OK, not too sure what you meant with that last edit: I thought you said tckgen
throughput was maxing out after a few threads. Did that last statement of yours refer to a different command line…?
Otherwise, your thinking is spot on, but in practice the effect of L3 cache misses is nothing like the effect of L1 cache misses. What I’ve found is that for a standard run of tckgen
, performance is not L2 or L3 cache limited, and performance increases linearly with the number of threads, and even keeps improving slightly when the number of threads exceeds the core count - the latter being due to allowing the CPU to run threads that might have data available when the currently running ones stall on IO.
For a standard run of tckgen
, the amount of work performed for each step is relatively large, so latency of data fetches doesn’t have an enormous impact. We optimise the data layout to have contiguous per-voxel SH coefficients in RAM prior to starting processing, which really helps with cache utilisation, and improved performance by 2-3× when I was testing it (quite a few years ago now). Tracks get written out at a relatively leisurely pace compared to the bandwidth that the system will be capable of, and besides this doesn’t have any latency implications - the data are being written out and are no longer needed by the CPU.

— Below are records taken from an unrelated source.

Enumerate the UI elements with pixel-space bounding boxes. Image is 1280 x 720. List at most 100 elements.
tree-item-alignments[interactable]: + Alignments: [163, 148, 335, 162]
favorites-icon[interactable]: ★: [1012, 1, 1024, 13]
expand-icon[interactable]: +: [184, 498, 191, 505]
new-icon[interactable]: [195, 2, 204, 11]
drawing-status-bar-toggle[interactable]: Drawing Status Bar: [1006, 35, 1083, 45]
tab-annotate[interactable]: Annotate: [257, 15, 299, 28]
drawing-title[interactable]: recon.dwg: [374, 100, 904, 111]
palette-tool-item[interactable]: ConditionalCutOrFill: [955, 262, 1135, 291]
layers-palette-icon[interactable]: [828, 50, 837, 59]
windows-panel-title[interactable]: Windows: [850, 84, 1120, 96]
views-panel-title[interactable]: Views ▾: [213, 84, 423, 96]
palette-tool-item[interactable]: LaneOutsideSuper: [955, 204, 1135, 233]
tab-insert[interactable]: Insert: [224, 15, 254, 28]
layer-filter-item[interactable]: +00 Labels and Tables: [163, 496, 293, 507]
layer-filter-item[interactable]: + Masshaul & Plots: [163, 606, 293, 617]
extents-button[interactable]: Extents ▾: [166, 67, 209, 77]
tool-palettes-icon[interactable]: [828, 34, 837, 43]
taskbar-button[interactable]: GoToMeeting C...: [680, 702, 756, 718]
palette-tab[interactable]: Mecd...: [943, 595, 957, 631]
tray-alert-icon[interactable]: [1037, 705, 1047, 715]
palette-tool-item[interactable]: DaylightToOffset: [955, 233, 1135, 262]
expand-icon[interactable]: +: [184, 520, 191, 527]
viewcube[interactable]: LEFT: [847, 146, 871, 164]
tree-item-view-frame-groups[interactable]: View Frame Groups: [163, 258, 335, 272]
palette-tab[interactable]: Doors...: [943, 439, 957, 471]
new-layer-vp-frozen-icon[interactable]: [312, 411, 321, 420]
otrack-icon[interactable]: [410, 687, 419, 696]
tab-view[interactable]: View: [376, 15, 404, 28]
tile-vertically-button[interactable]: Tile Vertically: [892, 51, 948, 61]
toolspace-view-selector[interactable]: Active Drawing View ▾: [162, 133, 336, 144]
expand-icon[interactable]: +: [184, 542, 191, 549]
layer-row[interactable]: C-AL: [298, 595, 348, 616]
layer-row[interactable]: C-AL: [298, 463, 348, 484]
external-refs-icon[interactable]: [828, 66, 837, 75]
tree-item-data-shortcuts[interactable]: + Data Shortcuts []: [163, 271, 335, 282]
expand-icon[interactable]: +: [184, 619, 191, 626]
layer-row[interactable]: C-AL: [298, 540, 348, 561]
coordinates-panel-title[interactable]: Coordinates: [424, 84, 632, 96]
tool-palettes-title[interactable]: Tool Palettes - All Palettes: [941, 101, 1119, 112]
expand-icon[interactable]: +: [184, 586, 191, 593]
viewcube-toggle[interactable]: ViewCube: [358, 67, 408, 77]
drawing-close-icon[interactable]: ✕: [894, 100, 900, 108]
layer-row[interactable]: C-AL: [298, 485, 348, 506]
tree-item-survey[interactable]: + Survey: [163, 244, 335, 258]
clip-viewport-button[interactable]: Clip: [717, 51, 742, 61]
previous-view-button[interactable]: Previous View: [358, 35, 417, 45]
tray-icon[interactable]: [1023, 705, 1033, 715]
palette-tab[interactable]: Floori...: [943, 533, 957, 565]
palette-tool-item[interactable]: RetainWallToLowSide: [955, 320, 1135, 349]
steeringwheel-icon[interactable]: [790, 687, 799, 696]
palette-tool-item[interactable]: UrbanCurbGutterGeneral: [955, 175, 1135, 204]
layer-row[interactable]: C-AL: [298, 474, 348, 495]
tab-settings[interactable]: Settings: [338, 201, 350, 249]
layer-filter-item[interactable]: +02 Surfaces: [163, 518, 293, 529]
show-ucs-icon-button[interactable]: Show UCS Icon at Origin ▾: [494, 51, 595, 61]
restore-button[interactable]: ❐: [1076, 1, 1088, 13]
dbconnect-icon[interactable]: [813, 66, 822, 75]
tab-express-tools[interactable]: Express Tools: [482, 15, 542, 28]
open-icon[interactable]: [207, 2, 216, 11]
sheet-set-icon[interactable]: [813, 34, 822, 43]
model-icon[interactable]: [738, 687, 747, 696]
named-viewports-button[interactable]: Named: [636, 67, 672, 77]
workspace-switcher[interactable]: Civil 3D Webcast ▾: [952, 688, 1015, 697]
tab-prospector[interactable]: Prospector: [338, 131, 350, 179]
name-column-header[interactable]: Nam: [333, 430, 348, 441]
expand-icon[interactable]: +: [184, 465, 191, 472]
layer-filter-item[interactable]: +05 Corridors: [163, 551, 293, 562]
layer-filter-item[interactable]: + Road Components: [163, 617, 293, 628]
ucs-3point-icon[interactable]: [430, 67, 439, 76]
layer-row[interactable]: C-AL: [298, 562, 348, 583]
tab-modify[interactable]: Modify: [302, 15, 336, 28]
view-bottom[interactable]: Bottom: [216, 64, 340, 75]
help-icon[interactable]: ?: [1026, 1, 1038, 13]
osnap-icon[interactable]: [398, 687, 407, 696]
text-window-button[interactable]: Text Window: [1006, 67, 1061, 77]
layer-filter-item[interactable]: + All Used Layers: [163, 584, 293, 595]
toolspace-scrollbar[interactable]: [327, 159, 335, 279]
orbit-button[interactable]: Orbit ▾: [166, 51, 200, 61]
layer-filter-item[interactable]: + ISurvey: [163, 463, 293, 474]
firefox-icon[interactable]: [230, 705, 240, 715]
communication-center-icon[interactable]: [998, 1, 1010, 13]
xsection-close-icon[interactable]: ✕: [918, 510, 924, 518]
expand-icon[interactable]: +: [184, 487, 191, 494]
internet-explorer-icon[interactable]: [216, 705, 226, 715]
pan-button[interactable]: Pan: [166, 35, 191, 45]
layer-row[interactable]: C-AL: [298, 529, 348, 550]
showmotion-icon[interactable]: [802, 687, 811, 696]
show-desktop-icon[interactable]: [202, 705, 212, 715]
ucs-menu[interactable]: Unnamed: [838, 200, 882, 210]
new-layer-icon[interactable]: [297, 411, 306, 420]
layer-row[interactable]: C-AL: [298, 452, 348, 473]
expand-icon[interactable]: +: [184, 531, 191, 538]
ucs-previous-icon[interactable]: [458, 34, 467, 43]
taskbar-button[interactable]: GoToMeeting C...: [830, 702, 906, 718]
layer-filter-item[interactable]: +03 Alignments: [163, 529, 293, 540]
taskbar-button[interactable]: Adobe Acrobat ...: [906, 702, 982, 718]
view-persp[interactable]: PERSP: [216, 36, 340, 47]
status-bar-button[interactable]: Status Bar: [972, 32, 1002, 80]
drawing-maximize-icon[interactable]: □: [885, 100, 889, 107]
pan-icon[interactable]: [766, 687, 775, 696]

So in my experience, what really makes a difference is thread collisions. And I think this is what might be happening here, since I note you run with the -seed_dynamic
option. That definitely requires a lot of synchronisation between threads, as the programme will update a TDI every time a streamline is accepted, and that TDI is used for seeding. I had a quick look at the code yesterday, and noted that it seemed to use atomic operations to avoid locking issues, so that might not be the issue here. But it might very well be the case that the part of the code responsible for seeding from that TDI is itself the bottleneck. Looking at src/dwi/tractography/tracking/exec.h
, it looks like the seeder runs as the final stage in a 4-stage threaded queue, and that a single thread is responsible for managing that part, which could cause bottlenecks in the pipeline as a whole if it’s not processing items fast enough. I’m guessing @rsmith will be better placed to comment on this, but it might be that we need to run more threads for this bit…? In fact, I’m not sure what the seeder is doing exactly, but do we even need to run it as a separate thread? Can we not use lock-free atomic operations to seed within the tracker threads…?